Mnv agents EUKL-DOTA 3, cRGDfK-DOTA 5, and cRGDfK-IRDye800 6 were synthesized as outlined in Schemes 1 and 2. They represent the controls to which the in vitro binding affinities of the labeled HtBv agents could be compared. EUKL-DOTA 3 was synthesized using the reported NHS-ester 1, which was conjugated with N-boc-1,4-diaminobutane followed by global deprotection and a final conjugation step with DOTA-NHS ester (Scheme 1).[22] For targeting αvβ3 integrin, cRGDfK-NH24 was synthesized using a published microwave-assisted SPPS procedure.[35] Both DOTA- and IRDye800-conjugated Mnv targeted probes 5 and 6 were synthesized by reacting intermediate 4 with either DOTA-NHS or IRDye800-NHS, respectively, under appropriate conditions (Scheme 2).

Scheme 1

Synthesis of EUKL-DOTA (3) as a Control Mnv and DOTA-Conjugated PSMA Targeting Agent

Scheme 2

Synthesis of cRGDfK-DOTA (5) and cRGDfK-IRDye800 (6) as Control and Mnv Integrin-αvβ3 Targeting Agents, Respectively

Scheme 3 illustrates the synthetic route for key intermediate 8, which can be used to generate two final, conjugated HtBv agents: DOTA-conjugated 9 or IRDye800-conjugated 10 (Scheme 4). The synthetic route of 8 began with the generation of a heterotrifunctional linker 7, from β-glutamic acid, which can be used to assemble HtBv agents via conjugation with basic amine-terminated probes (pKa < 10). Simultaneous mixing of equivalent amounts of the two amine-terminated probes with the di-NHS ester intermediate 7 proved critical to obtain the HtBv conjugate as a major product and to minimize the formation of homobivalent side products.

Scheme 3

Synthesis of EUKL-cRGDfK-NH2 (8)

Scheme 4

Synthesis of EUKL-cRGDfK-DOTA (9) and EUKL-cRGDfK-IRDye800 (10) as HtBv PSMA and Integrin-αvβ3 Targeting Agents

NIR Cell-Based Binding Affinity Measurement

The commercially available IRDye800-YC27 was used to measure the binding of DOTA-conjugated Mnv and HtBv agents to PSMA expressed by PC-3/PIP cells, while 6 was used to measure the binding of DOTA-conjugated Mnv and HtBv agents to αvβ3 integrin expressed by U87-MG cells.[21] Prior to the competitive binding experiments, the binding isotherm of each NIR agent to its target cells was constructed in order to calculate the Kd (Figure S21). As illustrated in Figure S21A, IRDye800-YC27 can saturate PSMA expressed on the surface of PC-3/PIP cells in a concentration-dependent fashion typical of specific binding, with a maximum signal of integrated fluorescence intensity equal to about 1,000. IRDye800-YC27 demonstrated a Kd of 23.8 nM, with a 95% confidence interval (95%-CI) of 23 to 26.5 nM (R2 = 0.99). cRGDfK-IRDye800 (6) can saturate αvβ3 integrin expressed on the surface of U87-MG cells with a maximum signal of integrated fluorescence intensity equal to about 270 and a Kd equal to 117 nM, with a 95%-CI of 63–171 nM (R2 = 0.92) (Figure S21B). We further validated the consistency of the PC-3/PIP cell-based assay by measuring the Z-factor (Figure S22) as a gauge of the quality of the newly developed cell-based assay (Z-factor = 0.723).[40]

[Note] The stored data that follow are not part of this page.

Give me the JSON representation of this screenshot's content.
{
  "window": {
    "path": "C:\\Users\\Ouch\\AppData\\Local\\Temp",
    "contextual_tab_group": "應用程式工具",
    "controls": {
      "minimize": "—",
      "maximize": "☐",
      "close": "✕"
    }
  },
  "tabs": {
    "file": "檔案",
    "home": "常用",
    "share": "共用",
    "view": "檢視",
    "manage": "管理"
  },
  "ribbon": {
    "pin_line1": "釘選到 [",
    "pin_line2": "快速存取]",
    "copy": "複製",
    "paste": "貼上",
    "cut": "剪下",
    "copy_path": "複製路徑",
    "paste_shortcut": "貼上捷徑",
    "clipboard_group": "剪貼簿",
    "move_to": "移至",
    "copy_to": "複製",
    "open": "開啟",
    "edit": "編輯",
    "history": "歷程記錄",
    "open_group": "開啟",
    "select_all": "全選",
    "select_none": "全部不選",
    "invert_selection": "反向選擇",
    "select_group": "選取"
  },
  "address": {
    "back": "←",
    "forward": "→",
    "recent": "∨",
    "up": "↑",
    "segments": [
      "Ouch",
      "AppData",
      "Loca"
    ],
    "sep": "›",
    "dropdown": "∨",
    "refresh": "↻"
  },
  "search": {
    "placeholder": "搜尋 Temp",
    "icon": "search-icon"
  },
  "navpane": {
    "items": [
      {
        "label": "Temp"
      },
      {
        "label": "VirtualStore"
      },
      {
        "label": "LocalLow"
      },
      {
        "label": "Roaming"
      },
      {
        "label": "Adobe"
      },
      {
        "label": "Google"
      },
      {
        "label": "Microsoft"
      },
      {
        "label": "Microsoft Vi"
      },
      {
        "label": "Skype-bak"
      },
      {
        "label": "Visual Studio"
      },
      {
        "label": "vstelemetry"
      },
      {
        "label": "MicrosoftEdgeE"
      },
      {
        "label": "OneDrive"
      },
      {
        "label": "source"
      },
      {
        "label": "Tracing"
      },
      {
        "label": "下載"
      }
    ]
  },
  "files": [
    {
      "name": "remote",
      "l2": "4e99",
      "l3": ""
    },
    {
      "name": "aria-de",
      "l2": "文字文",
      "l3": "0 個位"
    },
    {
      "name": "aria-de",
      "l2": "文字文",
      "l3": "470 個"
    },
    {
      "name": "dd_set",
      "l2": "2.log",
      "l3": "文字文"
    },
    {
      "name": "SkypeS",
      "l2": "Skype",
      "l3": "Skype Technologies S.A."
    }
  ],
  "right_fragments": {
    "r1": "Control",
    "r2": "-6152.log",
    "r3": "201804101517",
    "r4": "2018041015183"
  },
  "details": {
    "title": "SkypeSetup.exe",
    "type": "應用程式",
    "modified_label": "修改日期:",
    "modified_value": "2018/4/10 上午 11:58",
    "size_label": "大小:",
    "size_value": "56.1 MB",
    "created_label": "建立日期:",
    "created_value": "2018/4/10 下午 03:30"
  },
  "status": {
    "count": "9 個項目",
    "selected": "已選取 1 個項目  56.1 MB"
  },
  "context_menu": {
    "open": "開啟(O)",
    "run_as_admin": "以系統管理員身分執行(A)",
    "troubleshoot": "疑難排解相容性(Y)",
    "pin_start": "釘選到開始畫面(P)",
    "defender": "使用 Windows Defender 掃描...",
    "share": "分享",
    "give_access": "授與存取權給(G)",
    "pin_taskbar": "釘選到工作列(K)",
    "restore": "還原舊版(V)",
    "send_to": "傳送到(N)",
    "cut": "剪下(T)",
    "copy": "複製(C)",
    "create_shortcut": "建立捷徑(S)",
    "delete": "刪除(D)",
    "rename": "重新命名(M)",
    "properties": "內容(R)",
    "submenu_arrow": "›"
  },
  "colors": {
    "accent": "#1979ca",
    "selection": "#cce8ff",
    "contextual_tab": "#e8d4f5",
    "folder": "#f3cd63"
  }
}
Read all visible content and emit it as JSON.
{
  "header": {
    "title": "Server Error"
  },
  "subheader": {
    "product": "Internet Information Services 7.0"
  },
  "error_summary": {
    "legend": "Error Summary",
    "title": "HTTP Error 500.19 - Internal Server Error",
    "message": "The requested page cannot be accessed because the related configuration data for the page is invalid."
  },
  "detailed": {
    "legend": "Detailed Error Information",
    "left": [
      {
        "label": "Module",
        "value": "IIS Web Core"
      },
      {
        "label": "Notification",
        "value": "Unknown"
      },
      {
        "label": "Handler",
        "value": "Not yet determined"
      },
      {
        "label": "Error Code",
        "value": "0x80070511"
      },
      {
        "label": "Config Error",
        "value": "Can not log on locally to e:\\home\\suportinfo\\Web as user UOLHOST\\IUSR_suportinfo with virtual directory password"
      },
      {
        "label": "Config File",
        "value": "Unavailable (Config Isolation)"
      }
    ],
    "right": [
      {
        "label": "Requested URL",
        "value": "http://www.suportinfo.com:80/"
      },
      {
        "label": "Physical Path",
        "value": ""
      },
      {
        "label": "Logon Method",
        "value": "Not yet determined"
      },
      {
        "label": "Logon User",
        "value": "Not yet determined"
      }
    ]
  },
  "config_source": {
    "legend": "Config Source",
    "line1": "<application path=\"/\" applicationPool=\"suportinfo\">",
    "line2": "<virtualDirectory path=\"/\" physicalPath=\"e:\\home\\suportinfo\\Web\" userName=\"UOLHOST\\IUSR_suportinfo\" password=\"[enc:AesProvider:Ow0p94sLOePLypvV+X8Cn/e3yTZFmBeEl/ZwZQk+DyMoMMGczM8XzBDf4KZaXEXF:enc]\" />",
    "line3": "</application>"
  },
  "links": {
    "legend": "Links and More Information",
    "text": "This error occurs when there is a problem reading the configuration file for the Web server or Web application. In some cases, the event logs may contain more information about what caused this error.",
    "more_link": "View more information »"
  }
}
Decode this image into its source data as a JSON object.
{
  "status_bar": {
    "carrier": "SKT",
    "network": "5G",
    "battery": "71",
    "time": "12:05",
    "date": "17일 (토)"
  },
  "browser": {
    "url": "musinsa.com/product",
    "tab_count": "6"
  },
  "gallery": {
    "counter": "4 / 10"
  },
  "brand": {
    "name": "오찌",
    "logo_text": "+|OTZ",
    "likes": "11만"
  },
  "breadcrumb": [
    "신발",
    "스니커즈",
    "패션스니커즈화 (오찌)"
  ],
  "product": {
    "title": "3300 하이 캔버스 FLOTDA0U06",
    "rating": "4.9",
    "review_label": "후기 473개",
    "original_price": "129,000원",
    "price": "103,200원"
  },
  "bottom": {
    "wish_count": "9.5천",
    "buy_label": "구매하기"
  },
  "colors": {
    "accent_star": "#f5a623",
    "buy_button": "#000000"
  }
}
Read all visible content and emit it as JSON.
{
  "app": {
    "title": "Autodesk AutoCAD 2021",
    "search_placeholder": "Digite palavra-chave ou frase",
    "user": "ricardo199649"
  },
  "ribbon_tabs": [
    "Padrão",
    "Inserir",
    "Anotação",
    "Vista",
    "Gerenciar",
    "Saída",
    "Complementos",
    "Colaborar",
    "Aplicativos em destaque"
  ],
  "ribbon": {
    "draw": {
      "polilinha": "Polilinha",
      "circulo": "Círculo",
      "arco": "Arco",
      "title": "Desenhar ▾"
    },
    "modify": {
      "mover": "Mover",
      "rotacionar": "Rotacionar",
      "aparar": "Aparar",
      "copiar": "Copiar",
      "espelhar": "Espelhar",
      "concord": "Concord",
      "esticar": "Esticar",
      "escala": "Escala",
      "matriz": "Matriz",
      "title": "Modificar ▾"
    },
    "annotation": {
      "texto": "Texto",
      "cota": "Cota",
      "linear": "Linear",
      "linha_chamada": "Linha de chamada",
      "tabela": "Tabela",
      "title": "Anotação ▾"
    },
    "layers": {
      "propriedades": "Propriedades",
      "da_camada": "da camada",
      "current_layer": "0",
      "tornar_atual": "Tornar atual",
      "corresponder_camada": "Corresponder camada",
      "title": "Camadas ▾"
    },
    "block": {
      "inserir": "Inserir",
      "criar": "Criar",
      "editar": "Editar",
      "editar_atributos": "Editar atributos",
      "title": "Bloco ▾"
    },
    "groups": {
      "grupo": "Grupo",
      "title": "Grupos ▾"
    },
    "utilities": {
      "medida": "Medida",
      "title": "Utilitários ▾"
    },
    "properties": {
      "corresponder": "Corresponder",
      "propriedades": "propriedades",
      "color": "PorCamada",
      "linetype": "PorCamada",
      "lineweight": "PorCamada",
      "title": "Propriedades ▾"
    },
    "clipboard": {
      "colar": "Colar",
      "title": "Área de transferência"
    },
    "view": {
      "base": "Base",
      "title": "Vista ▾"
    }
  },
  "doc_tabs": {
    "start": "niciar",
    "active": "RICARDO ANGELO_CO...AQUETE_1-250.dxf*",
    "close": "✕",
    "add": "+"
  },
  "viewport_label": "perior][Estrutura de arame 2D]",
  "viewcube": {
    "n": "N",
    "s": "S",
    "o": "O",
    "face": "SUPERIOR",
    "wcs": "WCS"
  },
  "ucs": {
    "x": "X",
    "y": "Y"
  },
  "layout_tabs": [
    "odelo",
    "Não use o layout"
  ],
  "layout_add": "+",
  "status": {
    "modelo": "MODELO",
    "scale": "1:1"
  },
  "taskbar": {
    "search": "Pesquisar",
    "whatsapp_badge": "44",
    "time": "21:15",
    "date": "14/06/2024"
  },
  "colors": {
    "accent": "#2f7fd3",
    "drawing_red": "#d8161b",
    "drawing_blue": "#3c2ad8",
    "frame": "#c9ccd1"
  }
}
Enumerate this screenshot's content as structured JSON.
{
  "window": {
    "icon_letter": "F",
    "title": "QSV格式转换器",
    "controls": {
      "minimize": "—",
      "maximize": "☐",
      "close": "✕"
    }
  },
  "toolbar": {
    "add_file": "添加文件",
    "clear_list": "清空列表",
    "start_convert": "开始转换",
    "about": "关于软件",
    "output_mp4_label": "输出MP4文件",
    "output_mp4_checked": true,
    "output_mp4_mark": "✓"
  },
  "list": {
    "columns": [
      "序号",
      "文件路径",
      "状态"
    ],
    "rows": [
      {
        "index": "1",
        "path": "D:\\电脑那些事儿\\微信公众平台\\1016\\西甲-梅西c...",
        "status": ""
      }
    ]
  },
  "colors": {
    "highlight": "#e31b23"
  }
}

To assess whether 9 retained affinity to PSMA compared to its Mnv control (3), a serial dilution of each compound was allowed to compete against 10 nM of IRDye800-YC27 for binding to PC-3/PIP cells. Results are graphically presented in Figure 1A and numerically described in Table 2. DCIBzL,[20] a known, high-affinity PSMA ligand, was used as a positive control. The coincidence of the 95%-CI of the IC50 values presented by 3 and 9 indicates that the covalent linkage of cRGDfK does not significantly affect the binding of the EUKL moiety to PSMA within a cellular environment. Analogously, Figure 1C and Table 2 suggest that 9 can compete against 50 nM of 6 over binding to αvβ3 integrin on U87-MG cells, as much as Mnv 5, which is indicated by the coincidence of the 95%-CI of the respective IC50 values of both compounds (5 and 9).

Figure 1

Competitive binding assays of test HtBv agents and their Mnv control agents. (A) NIR cell-based competitive binding to PSMA+ PC-3/PIP cells conducted against 10 nM of IRDye800-YC27. (B) Amplex red fluorescence assay (functional inhibition of PSMA). (C) NIR cell-based competitive binding to U87 cells performed against 50 nM of cRGDfK-IRDye800 (6). (D) Integrin-αvβ3 protein-based fluorescence polarization assay.

Table 2

a

target protein	PSMA						Integrin-αvβ3
level	Cell-basedb			Amplex red assayc			Cell-basedd			Protein-basede
Compound	IC50	95%-CI	R2	IC50	95%-CI	R2	IC50	95%-CI	R2	IC50	95%-CI	R2
DCIBzL	6	4.7–8.8	0.98	0.3	0.24–0.45	0.98	ND
EUKL-DOTA (3)	357	275–463	0.98	54	43–67	0.99	>10000		ND	>10000		ND
cRGDfK-DOTA (5)	ND						258	96–690	0.83	74	51–111	0.97
IRDye800-YC27	ND						ND			>10000		ND
cRGDfK-IRDye800 (6)	ND						ND			192	113–330	0.94
EUKL-cRGDfK-DOTA (9)	479	384–598	0.99	47	38–60	0.99	1536	383–6161	0.67	90	63–129	0.97
EUKL-cRGDfK-IRDye800 (10)	ND						ND			90	60–136	0.96

Competitive binding assay data for HtBv agents and their Mnv control agents to both PSMA and Integrin-αvβ3. IC50 values and 95% confidence intervals (95%-CI) are provided (nM). The goodness of the nonlinear regression fit is presented by R2 values. ND = Not Determined.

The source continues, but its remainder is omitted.